Die Strafverfolgungsverjährung

Folge der Strafverfolgungsverjährung ist, dass die Tathandlung strafrechtlich nicht mehr verfolgt werden kann.

Die wichtigste und bekannteste Steuerstraftat ist die Steuerhinterziehung. Die Strafverfolgungsverjährung bei der einfachen Steuerhinterziehung beträgt nach § 78 Abs. 3 Nr. 4 StGB fünf Jahre. Der Tatbestand der Steuerhinterziehung wird durch falsche Angaben in der Steuererklärung oder durch Unterlassen der Abgabe einer Steuererklärung erfüllt, soweit diese vorsätzlich erfolgt und daraus eine Steuerkürzung oder ein Steuervorteil eintritt. Eine Steuerverkürzung tritt gemäß § 370 Abs. 4 Satz 1 AO schon dann ein, wenn eine Steuerfestsetzung nicht, nicht in voller Höhe oder nicht rechtzeitig erfolgt. Daher ist auch eine nicht rechtzeitig abgegebene Steuererklärung ein Fall der Steuerhinterziehung.

In den Fällen der besonders schweren Steuerhinterziehung nach § 370 Abs. 3 Nr. 1-5 AO beträgt die Strafverfolgungsverjährung zehn Jahre; § 376 Abs. 1 AO. Der besonders schwere Fall der Steuerhinterziehung ist unter anderem gegeben, wenn der Täter in großem Ausmaß Steuern verkürzt (§ 370 Abs. 3 Satz 2 Nr. 1 AO). Dies ist der Fall, wenn der Hinterziehungsbetrag die für die Annahme einer Verkürzung in großem Ausmaß maßgebliche Wertgrenze von 50.000 Euro übersteigt.

Die Frist beginnt bei der Veranlagungssteuer (z. B. der Einkommensteuer) zu laufen, sobald der entsprechende Bescheid (Einkommensteuerbescheid) vorliegt. Mit der Abgabe einer falschen Steuererklärung beginnt das Versuchsstadium.

Schwierig ist die Fristenberechnung, in denen weder eine Steuererklärung eingereicht worden ist, noch ein Steuerbescheid vorliegt. In diesen Fällen wird auf einen fiktiven Verlauf abgestellt. Hierbei orientiert man sich daran, wann ein Bescheid wahrscheinlich erlassen worden wäre, wenn der Steuerpflichtige die Steuererklärung fristgerecht eingereicht hätte.

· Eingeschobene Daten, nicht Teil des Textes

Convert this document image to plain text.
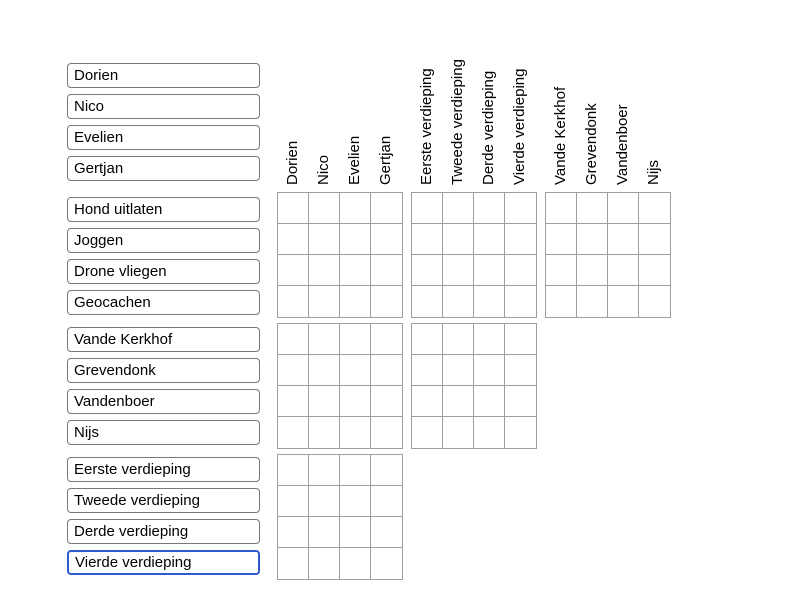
Dorien
Nico
Evelien
Gertjan
Hond uitlaten
Joggen
Drone vliegen
Geocachen
Vande Kerkhof
Grevendonk
Vandenboer
Nijs
Eerste verdieping
Tweede verdieping
Derde verdieping
Vierde verdieping
Dorien Nico Evelien Gertjan	Eerste verdieping Tweede verdieping Derde verdieping Vierde verdieping	Vande Kerkhof Grevendonk Vandenboer Nijs
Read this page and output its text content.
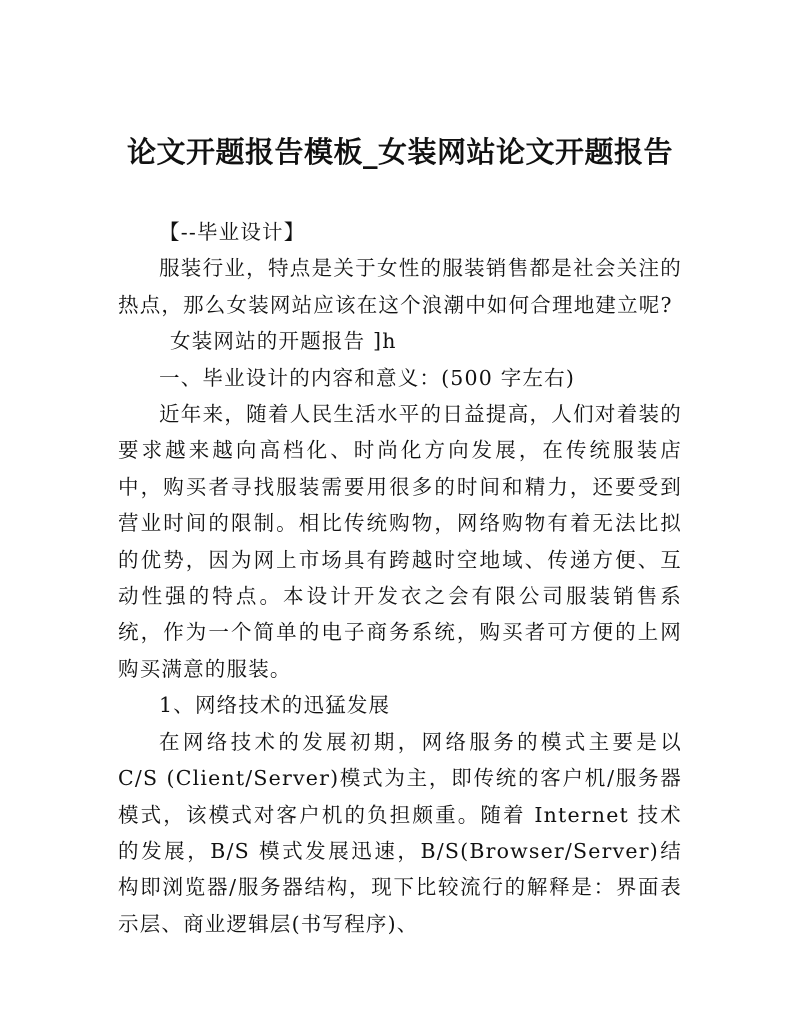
论文开题报告模板_女装网站论文开题报告

【--毕业设计】

服装行业，特点是关于女性的服装销售都是社会关注的热点，那么女装网站应该在这个浪潮中如何合理地建立呢?

女装网站的开题报告 ]h

一、毕业设计的内容和意义：(500 字左右)

近年来，随着人民生活水平的日益提高，人们对着装的要求越来越向高档化、时尚化方向发展，在传统服装店中，购买者寻找服装需要用很多的时间和精力，还要受到营业时间的限制。相比传统购物，网络购物有着无法比拟的优势，因为网上市场具有跨越时空地域、传递方便、互动性强的特点。本设计开发衣之会有限公司服装销售系统，作为一个简单的电子商务系统，购买者可方便的上网购买满意的服装。

1、网络技术的迅猛发展

在网络技术的发展初期，网络服务的模式主要是以 C/S (Client/Server)模式为主，即传统的客户机/服务器模式，该模式对客户机的负担颇重。随着 Internet 技术的发展，B/S 模式发展迅速，B/S(Browser/Server)结构即浏览器/服务器结构，现下比较流行的解释是：界面表示层、商业逻辑层(书写程序)、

Auch die strafrechtliche Verjährung kann durch bestimmte Ereignisse unterbrochen werden. Dies hat zur Folge, dass die Strafverfolgungsverjährung von neuem beginnt. Die praktisch bedeutsamsten Unterbrechungshandlungen sind:

  • die Bekanntgabe, dass ein Steuerstrafverfahren eingeleitet worden ist (bzw. die Anordnung der Bekanntgabe),
  • die Unterzeichnung von richterlichen Beschlüssen (insbesondere Durchsuchungsanordnungen oder Haftbefehl) sowie
  • die Erhebung der Anklage oder Beantragung eines Strafbefehls im Zeitpunkt des Eingangs bei Gericht.

Die Verlängerung der strafrechtlichen Verfolgbarkeit findet ihre Grenze in der absoluten Verjährung. Die absolute Verjährungsfrist beträgt das Doppelte der regulären Verjährungsfrist, bei der Steuerhinterziehung also bislang zehn Jahre.